General properties of RNA viruses are:

• RNA is labile and intended to be transient
• Persisting infections are unusual
  • But there are always exceptions
• Processing occurs in the cytoplasm
• RNA viruses must encode an enzyme to replicate RNA
  • The host cell cannot do this, but the host machine can make this protein
  • RNA-dependent RNA polymerase
• High frequency of mutation

RNA viruses can be:

• Positive stranded
• Negative stranded

Positive and negative viruses are distinguished from each other because they have a different process of replication.

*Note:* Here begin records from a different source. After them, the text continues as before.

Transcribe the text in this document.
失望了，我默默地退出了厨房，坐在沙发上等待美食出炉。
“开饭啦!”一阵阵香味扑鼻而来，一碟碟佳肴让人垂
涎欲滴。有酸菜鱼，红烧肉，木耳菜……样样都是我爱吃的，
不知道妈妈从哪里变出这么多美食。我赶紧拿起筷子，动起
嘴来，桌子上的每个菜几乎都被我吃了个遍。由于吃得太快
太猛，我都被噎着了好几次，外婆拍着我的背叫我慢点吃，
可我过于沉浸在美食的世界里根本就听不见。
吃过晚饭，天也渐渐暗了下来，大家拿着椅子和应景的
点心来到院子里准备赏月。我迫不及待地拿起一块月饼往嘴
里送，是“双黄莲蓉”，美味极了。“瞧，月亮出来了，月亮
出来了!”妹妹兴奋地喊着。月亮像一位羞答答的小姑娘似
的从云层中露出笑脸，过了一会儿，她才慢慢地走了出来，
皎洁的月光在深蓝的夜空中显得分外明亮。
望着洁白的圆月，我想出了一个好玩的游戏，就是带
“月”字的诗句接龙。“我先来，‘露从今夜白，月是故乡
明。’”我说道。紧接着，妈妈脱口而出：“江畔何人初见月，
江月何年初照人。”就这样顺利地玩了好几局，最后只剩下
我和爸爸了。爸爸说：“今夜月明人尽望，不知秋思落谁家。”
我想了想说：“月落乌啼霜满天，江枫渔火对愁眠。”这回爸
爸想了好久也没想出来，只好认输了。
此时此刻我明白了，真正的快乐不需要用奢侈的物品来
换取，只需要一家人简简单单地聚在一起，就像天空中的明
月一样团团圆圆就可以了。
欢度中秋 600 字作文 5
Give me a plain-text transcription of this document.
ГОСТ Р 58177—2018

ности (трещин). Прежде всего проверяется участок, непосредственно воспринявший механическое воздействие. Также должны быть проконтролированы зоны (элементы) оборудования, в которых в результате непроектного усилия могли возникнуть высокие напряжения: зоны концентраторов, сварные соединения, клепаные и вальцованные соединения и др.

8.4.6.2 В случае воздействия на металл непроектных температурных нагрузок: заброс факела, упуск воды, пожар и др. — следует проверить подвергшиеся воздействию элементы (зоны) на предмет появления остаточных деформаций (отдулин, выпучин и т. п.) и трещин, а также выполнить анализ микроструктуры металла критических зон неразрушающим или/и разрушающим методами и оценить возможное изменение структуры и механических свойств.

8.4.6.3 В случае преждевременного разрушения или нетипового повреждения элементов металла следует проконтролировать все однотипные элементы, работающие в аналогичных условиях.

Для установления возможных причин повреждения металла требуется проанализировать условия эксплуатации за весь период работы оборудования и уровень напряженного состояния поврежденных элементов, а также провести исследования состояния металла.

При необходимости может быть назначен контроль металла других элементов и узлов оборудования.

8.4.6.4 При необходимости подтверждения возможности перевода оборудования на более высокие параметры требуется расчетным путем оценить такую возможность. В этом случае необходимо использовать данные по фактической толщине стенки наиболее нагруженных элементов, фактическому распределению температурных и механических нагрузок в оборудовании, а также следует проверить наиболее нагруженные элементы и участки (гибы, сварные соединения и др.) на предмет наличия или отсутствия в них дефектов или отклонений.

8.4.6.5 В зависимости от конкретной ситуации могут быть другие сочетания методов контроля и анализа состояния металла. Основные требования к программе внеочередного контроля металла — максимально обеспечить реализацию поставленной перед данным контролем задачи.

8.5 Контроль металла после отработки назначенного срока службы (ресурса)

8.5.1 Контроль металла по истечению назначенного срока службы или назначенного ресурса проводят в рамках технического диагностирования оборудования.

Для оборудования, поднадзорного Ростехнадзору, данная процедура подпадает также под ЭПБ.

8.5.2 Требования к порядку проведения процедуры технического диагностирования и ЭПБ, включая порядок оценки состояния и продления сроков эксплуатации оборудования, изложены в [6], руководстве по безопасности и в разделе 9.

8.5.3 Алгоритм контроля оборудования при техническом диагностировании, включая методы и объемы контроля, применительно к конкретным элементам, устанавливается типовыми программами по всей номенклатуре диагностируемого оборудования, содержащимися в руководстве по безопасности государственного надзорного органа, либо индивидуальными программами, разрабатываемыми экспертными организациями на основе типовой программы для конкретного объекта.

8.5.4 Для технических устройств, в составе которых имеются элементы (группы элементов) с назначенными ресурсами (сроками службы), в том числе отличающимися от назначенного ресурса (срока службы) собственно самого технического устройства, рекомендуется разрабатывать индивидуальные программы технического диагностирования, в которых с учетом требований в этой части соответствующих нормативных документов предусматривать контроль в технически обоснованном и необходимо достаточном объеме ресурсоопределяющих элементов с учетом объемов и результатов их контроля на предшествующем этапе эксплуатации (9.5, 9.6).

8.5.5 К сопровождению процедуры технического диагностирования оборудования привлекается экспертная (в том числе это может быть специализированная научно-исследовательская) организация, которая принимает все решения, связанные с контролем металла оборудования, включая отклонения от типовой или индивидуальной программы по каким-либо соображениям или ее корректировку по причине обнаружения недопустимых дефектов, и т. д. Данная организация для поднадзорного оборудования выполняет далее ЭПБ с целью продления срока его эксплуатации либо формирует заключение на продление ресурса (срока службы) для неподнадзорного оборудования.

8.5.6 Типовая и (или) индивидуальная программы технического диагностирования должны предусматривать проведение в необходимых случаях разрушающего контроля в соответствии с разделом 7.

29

A few human RNA viruses are:

• Enterovirus group
  • For example the poliomyelitis virus
• Human immunodeficiency virus (HIV)
• Influenza virus
• Respiratory Syncytial (RS) virus

Viral replication

A virus needs a host cell to replicate. The viral replication cycle consists of:

1. Entry
   • A specific interaction between the cell surface structure and the virus occurs
     • Specific viruses can only attach to specific cells
   • Enveloped viruses enter the cell via membrane fusion or endocytosis
   • Naked capsid viruses enter the cell via endocytosis
2. Replication
   • The genome is replicated
   • The protein is produced
3. Exit (or not)
   • Naked capsid viruses exit via cell lysis
   • Enveloped viruses exit via budding
     1. When the virus arrives at the membrane, it is engulfed by a lipid bilayer → it takes a little of the host membrane + spikes with it → a new virus particle is created
        • The cell membrane already has spikes from the virus proteins

Viral pathogenesis

Survival of the fittest:

The Darwinian theory survival of the fittest can also be applied to viruses:

• Viruses depend upon the host to survive → a smart virus doesn't kill its host
• If viruses are too successful and kill their hosts, they may eliminate themselves
• If viruses are too passive, the host's immune system may eliminate them
• Viruses have several survival strategies
  • A high number of mutants → antigenic drift
    • RNA-viruses can change to escape from immunity → new viruses circulate every year
  • Remain latent in the host, to reactivate and be transmitted again at later time points
    • HSV and VZV

Tropism:

Viruses only infect certain cells in the human body, the cells in which it can replicate. This concept is called tropism.

Cellular damage:

Viruses often lead to cellular damage:

• Lysis: cell death by viral replication
• Immunopathology: cell death by an immune reaction of the host
• Tissue damage and organ dysfunction
  • Vesicles, jaundice, et cetera

Natural course of viral infection:

An acute viral infection can lead to 3 things:

• Clearance from the body
  • Enterovirus
  • Influenza virus
  • RS virus
• Chronic persistent infection: active replicative state
  • Chronic HBV
  • HIV
• Latency: inactive state
  • All herpes viruses

Diagnosis:

There are 2 ways to diagnose a viral infection:

• Clinical diagnosis
• Laboratory tests
  • Genome amplification and detection
    • With PCR
  • Antibody detection
    • Indirect approach
    • Dependent on host immunity
  • Viral culture
    • Laborious approach → takes a lot of time
    • Growth not always possible
  • Electron microscopy
    • Laborious approach

Varicella Zoster virus

The Varicella Zoster virus (VZV) is a herpes virus. It is an enveloped DNA virus. Replication takes place in the nucleus. A patient has localized symptoms, on one side of the body:

• Pain
• Shingles: vesicles, papules, crusts

The virus has 3 phases:

1. Chickenpox/varicella
   • Usually in the first 5 years of life
2. Latency
   • The virus resides in a dorsal root ganglion
3. Herpes zoster/shingles
   • The virus is reactivated

In conclusion, the patient has a reactivated chickenpox virus. The diagnosis can be made clinically or by VZV DNA detection.